In the end, it doesn’t matter how this drink tastes. It matters only that you documented your having experienced this drink, thereby proving you’re an active participant in the cultural conversation. It matters that your social circle is aware of the fact that you spotted the Starbucks Unicorn Frappuccino, soon to be as fleeting and mythical as the creature that gives it its name.
Starbucks’ Unicorn Frappuccino is the first mass-market beverage explicitly created for Instagram users. That the drink is only available for five days (Wednesday, April 19 through Sunday, April 23) underscores its exclusivity, meaning if you don’t provide digital evidence of having sampled it within this window, you’re not cool—now go home and listen to your Gordon Lightfoot cassettes. It was designed in Amazing Technicolor Dreamcoat hues, colors meant to explode your retinas when you slide the saturation setting to the far right. Visual shock (and proper rule-of-thirds composition) will spur others to click the heart below your picture, validating your social standing and existence.

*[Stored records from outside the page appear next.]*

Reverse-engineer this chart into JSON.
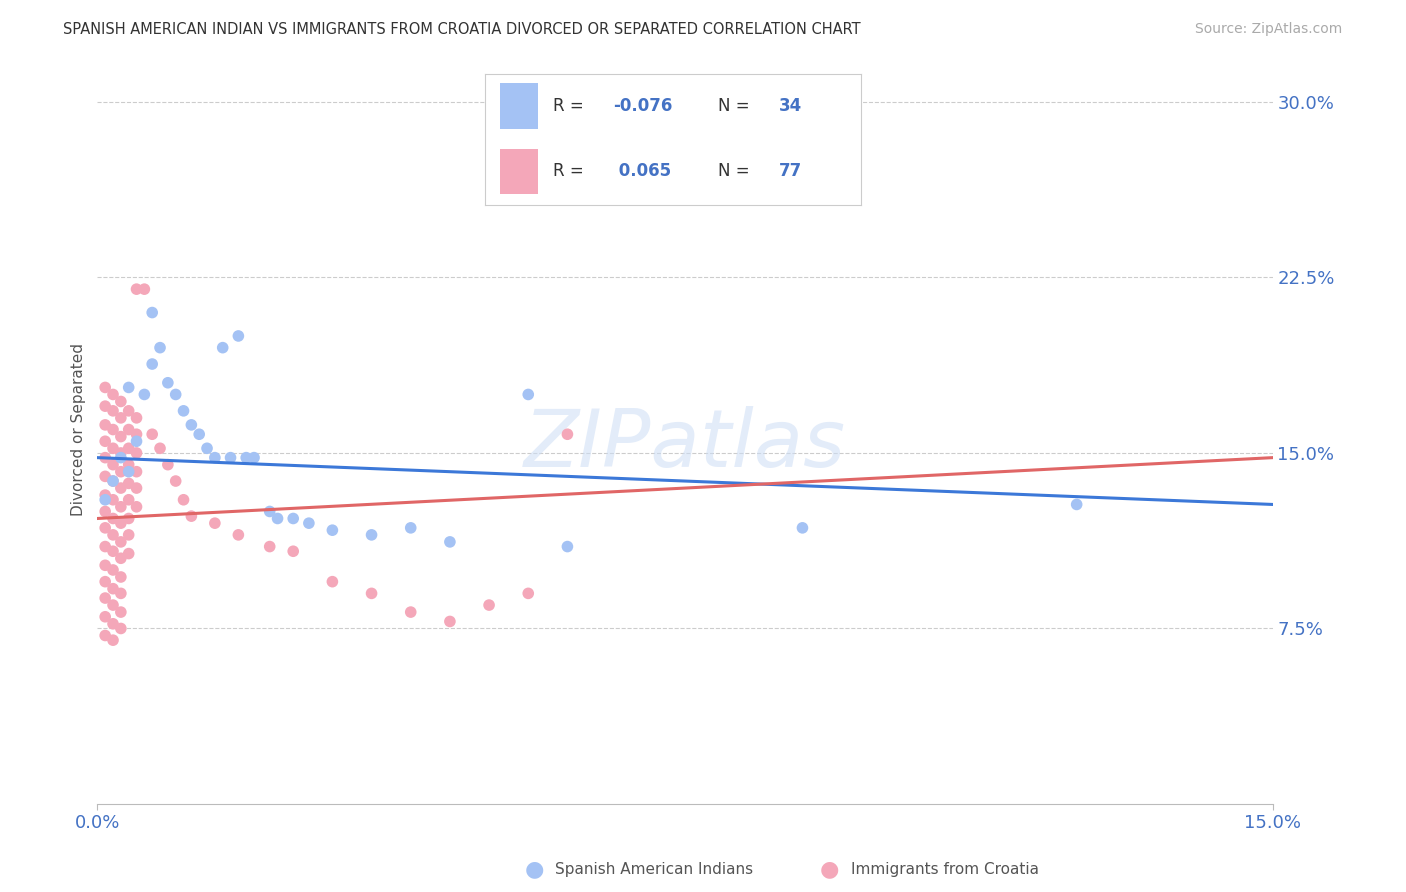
{
  "title": "SPANISH AMERICAN INDIAN VS IMMIGRANTS FROM CROATIA DIVORCED OR SEPARATED CORRELATION CHART",
  "source": "Source: ZipAtlas.com",
  "ylabel": "Divorced or Separated",
  "xmin": 0.0,
  "xmax": 0.15,
  "ymin": 0.0,
  "ymax": 0.32,
  "yticks": [
    0.075,
    0.15,
    0.225,
    0.3
  ],
  "ytick_labels": [
    "7.5%",
    "15.0%",
    "22.5%",
    "30.0%"
  ],
  "xtick_labels": [
    "0.0%",
    "15.0%"
  ],
  "color_blue": "#a4c2f4",
  "color_pink": "#f4a7b9",
  "trend_blue": "#3c78d8",
  "trend_pink": "#e06666",
  "legend_label1": "Spanish American Indians",
  "legend_label2": "Immigrants from Croatia",
  "blue_trend_start": 0.148,
  "blue_trend_end": 0.128,
  "pink_trend_start": 0.122,
  "pink_trend_end": 0.148,
  "blue_points": [
    [
      0.001,
      0.13
    ],
    [
      0.002,
      0.138
    ],
    [
      0.003,
      0.148
    ],
    [
      0.004,
      0.142
    ],
    [
      0.004,
      0.178
    ],
    [
      0.005,
      0.155
    ],
    [
      0.006,
      0.175
    ],
    [
      0.007,
      0.188
    ],
    [
      0.007,
      0.21
    ],
    [
      0.008,
      0.195
    ],
    [
      0.009,
      0.18
    ],
    [
      0.01,
      0.175
    ],
    [
      0.011,
      0.168
    ],
    [
      0.012,
      0.162
    ],
    [
      0.013,
      0.158
    ],
    [
      0.014,
      0.152
    ],
    [
      0.015,
      0.148
    ],
    [
      0.016,
      0.195
    ],
    [
      0.017,
      0.148
    ],
    [
      0.018,
      0.2
    ],
    [
      0.019,
      0.148
    ],
    [
      0.02,
      0.148
    ],
    [
      0.022,
      0.125
    ],
    [
      0.023,
      0.122
    ],
    [
      0.025,
      0.122
    ],
    [
      0.027,
      0.12
    ],
    [
      0.03,
      0.117
    ],
    [
      0.035,
      0.115
    ],
    [
      0.04,
      0.118
    ],
    [
      0.045,
      0.112
    ],
    [
      0.055,
      0.175
    ],
    [
      0.06,
      0.11
    ],
    [
      0.09,
      0.118
    ],
    [
      0.125,
      0.128
    ]
  ],
  "pink_points": [
    [
      0.001,
      0.178
    ],
    [
      0.001,
      0.17
    ],
    [
      0.001,
      0.162
    ],
    [
      0.001,
      0.155
    ],
    [
      0.001,
      0.148
    ],
    [
      0.001,
      0.14
    ],
    [
      0.001,
      0.132
    ],
    [
      0.001,
      0.125
    ],
    [
      0.001,
      0.118
    ],
    [
      0.001,
      0.11
    ],
    [
      0.001,
      0.102
    ],
    [
      0.001,
      0.095
    ],
    [
      0.001,
      0.088
    ],
    [
      0.001,
      0.08
    ],
    [
      0.001,
      0.072
    ],
    [
      0.002,
      0.175
    ],
    [
      0.002,
      0.168
    ],
    [
      0.002,
      0.16
    ],
    [
      0.002,
      0.152
    ],
    [
      0.002,
      0.145
    ],
    [
      0.002,
      0.138
    ],
    [
      0.002,
      0.13
    ],
    [
      0.002,
      0.122
    ],
    [
      0.002,
      0.115
    ],
    [
      0.002,
      0.108
    ],
    [
      0.002,
      0.1
    ],
    [
      0.002,
      0.092
    ],
    [
      0.002,
      0.085
    ],
    [
      0.002,
      0.077
    ],
    [
      0.002,
      0.07
    ],
    [
      0.003,
      0.172
    ],
    [
      0.003,
      0.165
    ],
    [
      0.003,
      0.157
    ],
    [
      0.003,
      0.15
    ],
    [
      0.003,
      0.142
    ],
    [
      0.003,
      0.135
    ],
    [
      0.003,
      0.127
    ],
    [
      0.003,
      0.12
    ],
    [
      0.003,
      0.112
    ],
    [
      0.003,
      0.105
    ],
    [
      0.003,
      0.097
    ],
    [
      0.003,
      0.09
    ],
    [
      0.003,
      0.082
    ],
    [
      0.003,
      0.075
    ],
    [
      0.004,
      0.168
    ],
    [
      0.004,
      0.16
    ],
    [
      0.004,
      0.152
    ],
    [
      0.004,
      0.145
    ],
    [
      0.004,
      0.137
    ],
    [
      0.004,
      0.13
    ],
    [
      0.004,
      0.122
    ],
    [
      0.004,
      0.115
    ],
    [
      0.004,
      0.107
    ],
    [
      0.005,
      0.22
    ],
    [
      0.005,
      0.165
    ],
    [
      0.005,
      0.158
    ],
    [
      0.005,
      0.15
    ],
    [
      0.005,
      0.142
    ],
    [
      0.005,
      0.135
    ],
    [
      0.005,
      0.127
    ],
    [
      0.006,
      0.22
    ],
    [
      0.007,
      0.158
    ],
    [
      0.008,
      0.152
    ],
    [
      0.009,
      0.145
    ],
    [
      0.01,
      0.138
    ],
    [
      0.011,
      0.13
    ],
    [
      0.012,
      0.123
    ],
    [
      0.015,
      0.12
    ],
    [
      0.018,
      0.115
    ],
    [
      0.022,
      0.11
    ],
    [
      0.025,
      0.108
    ],
    [
      0.03,
      0.095
    ],
    [
      0.035,
      0.09
    ],
    [
      0.04,
      0.082
    ],
    [
      0.045,
      0.078
    ],
    [
      0.05,
      0.085
    ],
    [
      0.055,
      0.09
    ],
    [
      0.06,
      0.158
    ]
  ]
}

The press release Starbucks put out includes such flavors as “pink powder” and “sour blue drizzle” and “sweet pink and sour blue powder topping.” These aren’t foodstuffs found in nature, but rather conjured with numbers and formulas inside sterile labs. But here’s the thing: You know exactly what “sour blue drizzle” and “sweet pink powder” taste like, because much of what we grew up eating was similarly concocted by branding departments and people in white lab coats. In that way, the very now Unicorn Frappuccino is also a blast from your past, a greatest-hits of the crap you ate at age 8: Trix cereal, Cool Whip, Starbursts, Sour Patch Kids powder, vanilla soft serve, all blended to look like a Lisa Frank Trapper Keeper.

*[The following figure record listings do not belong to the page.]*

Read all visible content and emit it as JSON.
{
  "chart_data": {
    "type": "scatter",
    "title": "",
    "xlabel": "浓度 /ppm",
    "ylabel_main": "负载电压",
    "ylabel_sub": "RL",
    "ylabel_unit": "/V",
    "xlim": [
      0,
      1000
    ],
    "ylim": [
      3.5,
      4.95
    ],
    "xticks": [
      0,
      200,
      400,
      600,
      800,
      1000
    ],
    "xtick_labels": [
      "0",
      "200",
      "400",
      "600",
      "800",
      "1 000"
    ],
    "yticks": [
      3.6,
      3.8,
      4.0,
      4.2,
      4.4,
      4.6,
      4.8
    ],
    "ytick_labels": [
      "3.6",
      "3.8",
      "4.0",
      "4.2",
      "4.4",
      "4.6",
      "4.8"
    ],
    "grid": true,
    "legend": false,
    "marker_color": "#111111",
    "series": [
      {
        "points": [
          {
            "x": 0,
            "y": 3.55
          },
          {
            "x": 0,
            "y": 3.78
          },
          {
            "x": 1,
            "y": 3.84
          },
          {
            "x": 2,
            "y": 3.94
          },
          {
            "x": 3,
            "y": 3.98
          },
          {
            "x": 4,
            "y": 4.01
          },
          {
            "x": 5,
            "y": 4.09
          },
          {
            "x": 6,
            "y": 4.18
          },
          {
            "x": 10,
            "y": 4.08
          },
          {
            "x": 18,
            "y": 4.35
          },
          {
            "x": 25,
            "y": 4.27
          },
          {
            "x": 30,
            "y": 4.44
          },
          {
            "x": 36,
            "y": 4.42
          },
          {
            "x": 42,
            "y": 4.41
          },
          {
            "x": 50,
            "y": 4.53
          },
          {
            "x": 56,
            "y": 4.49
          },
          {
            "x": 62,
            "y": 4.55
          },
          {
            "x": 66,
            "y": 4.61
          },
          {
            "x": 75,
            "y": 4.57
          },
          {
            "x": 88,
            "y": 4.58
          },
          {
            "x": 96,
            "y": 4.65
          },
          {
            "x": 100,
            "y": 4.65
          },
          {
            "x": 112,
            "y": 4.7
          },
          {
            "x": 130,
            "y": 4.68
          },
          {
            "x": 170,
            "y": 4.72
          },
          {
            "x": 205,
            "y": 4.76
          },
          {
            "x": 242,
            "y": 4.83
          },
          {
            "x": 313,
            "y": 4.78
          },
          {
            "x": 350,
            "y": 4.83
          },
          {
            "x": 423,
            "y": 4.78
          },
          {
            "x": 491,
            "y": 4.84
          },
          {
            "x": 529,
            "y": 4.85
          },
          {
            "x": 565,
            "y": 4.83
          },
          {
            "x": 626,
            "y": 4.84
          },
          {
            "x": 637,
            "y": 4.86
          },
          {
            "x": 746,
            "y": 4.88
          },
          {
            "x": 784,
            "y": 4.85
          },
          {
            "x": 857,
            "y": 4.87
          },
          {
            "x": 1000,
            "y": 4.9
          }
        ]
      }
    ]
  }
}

Your first instinct will be to not stir this drink, even after taking multiple photos and applying necessary filters, to preserve its aesthetic appeal. If you drink it as you received it, then how it tastes depends on where you insert the straw. One sip could be cloyingly sweet, another could have a pleasant sour streak, another pure vanilla cream. Stirring everything together transforms the drink from a dull lavender to a hot magenta, and makes it taste like a berry creamsicle.

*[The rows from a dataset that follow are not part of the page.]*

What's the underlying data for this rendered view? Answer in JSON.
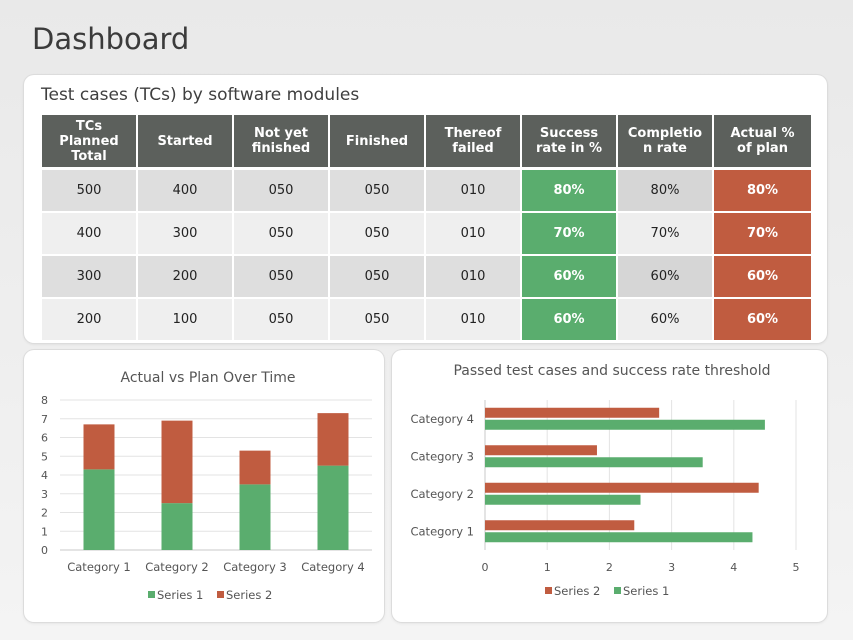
{
  "page": {
    "title": "Dashboard"
  },
  "table_card": {
    "title": "Test cases (TCs) by software modules",
    "headers": [
      "TCs Planned Total",
      "Started",
      "Not yet finished",
      "Finished",
      "Thereof failed",
      "Success rate in %",
      "Completion rate",
      "Actual % of plan"
    ],
    "header_lines": [
      [
        "TCs",
        "Planned",
        "Total"
      ],
      [
        "Started"
      ],
      [
        "Not yet",
        "finished"
      ],
      [
        "Finished"
      ],
      [
        "Thereof",
        "failed"
      ],
      [
        "Success",
        "rate in %"
      ],
      [
        "Completio",
        "n rate"
      ],
      [
        "Actual %",
        "of plan"
      ]
    ],
    "rows": [
      [
        "500",
        "400",
        "050",
        "050",
        "010",
        "80%",
        "80%",
        "80%"
      ],
      [
        "400",
        "300",
        "050",
        "050",
        "010",
        "70%",
        "70%",
        "70%"
      ],
      [
        "300",
        "200",
        "050",
        "050",
        "010",
        "60%",
        "60%",
        "60%"
      ],
      [
        "200",
        "100",
        "050",
        "050",
        "010",
        "60%",
        "60%",
        "60%"
      ]
    ]
  },
  "colors": {
    "green": "#5aad6e",
    "red": "#c05c40",
    "header": "#5c605c"
  },
  "chart_data": [
    {
      "type": "bar",
      "stacked": true,
      "title": "Actual vs Plan Over Time",
      "categories": [
        "Category 1",
        "Category 2",
        "Category 3",
        "Category 4"
      ],
      "series": [
        {
          "name": "Series 1",
          "color": "#5aad6e",
          "values": [
            4.3,
            2.5,
            3.5,
            4.5
          ]
        },
        {
          "name": "Series 2",
          "color": "#c05c40",
          "values": [
            2.4,
            4.4,
            1.8,
            2.8
          ]
        }
      ],
      "ylim": [
        0,
        8
      ],
      "yticks": [
        "0",
        "1",
        "2",
        "3",
        "4",
        "5",
        "6",
        "7",
        "8"
      ],
      "legend": "bottom"
    },
    {
      "type": "bar",
      "orientation": "horizontal",
      "title": "Passed test cases and success rate threshold",
      "categories": [
        "Category 1",
        "Category 2",
        "Category 3",
        "Category 4"
      ],
      "series": [
        {
          "name": "Series 1",
          "color": "#5aad6e",
          "values": [
            4.3,
            2.5,
            3.5,
            4.5
          ]
        },
        {
          "name": "Series 2",
          "color": "#c05c40",
          "values": [
            2.4,
            4.4,
            1.8,
            2.8
          ]
        }
      ],
      "xlim": [
        0,
        5
      ],
      "xticks": [
        "0",
        "1",
        "2",
        "3",
        "4",
        "5"
      ],
      "legend_order": [
        "Series 2",
        "Series 1"
      ],
      "legend": "bottom"
    }
  ]
}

Though the Starbucks Unicorn Frappuccino is but a faddish pop cultural artifact, gone as soon as it arrives, it nevertheless invites some lasting philosophical questions. For example, does it matter if I, a reviewer, found this delicious or repugnant, since either way, it’ll be gone after Sunday? Is it creepy that the Starbucks marketing machine might be using its consumers as tools in some sick brand-awareness case study, or merely par for the course? What drives us food writers to overthink and overintellectualize what is, in essence, a plastic cup of sugar and ice? Why do they do it? Why do we do it? And deep down, is this a case of it not mattering whether I liked this drink, but rather, whether you liked me for liking this drink?
Alas, I don’t have the answers. All I have is a sticky, empty cup and a need to fill it with alcohol.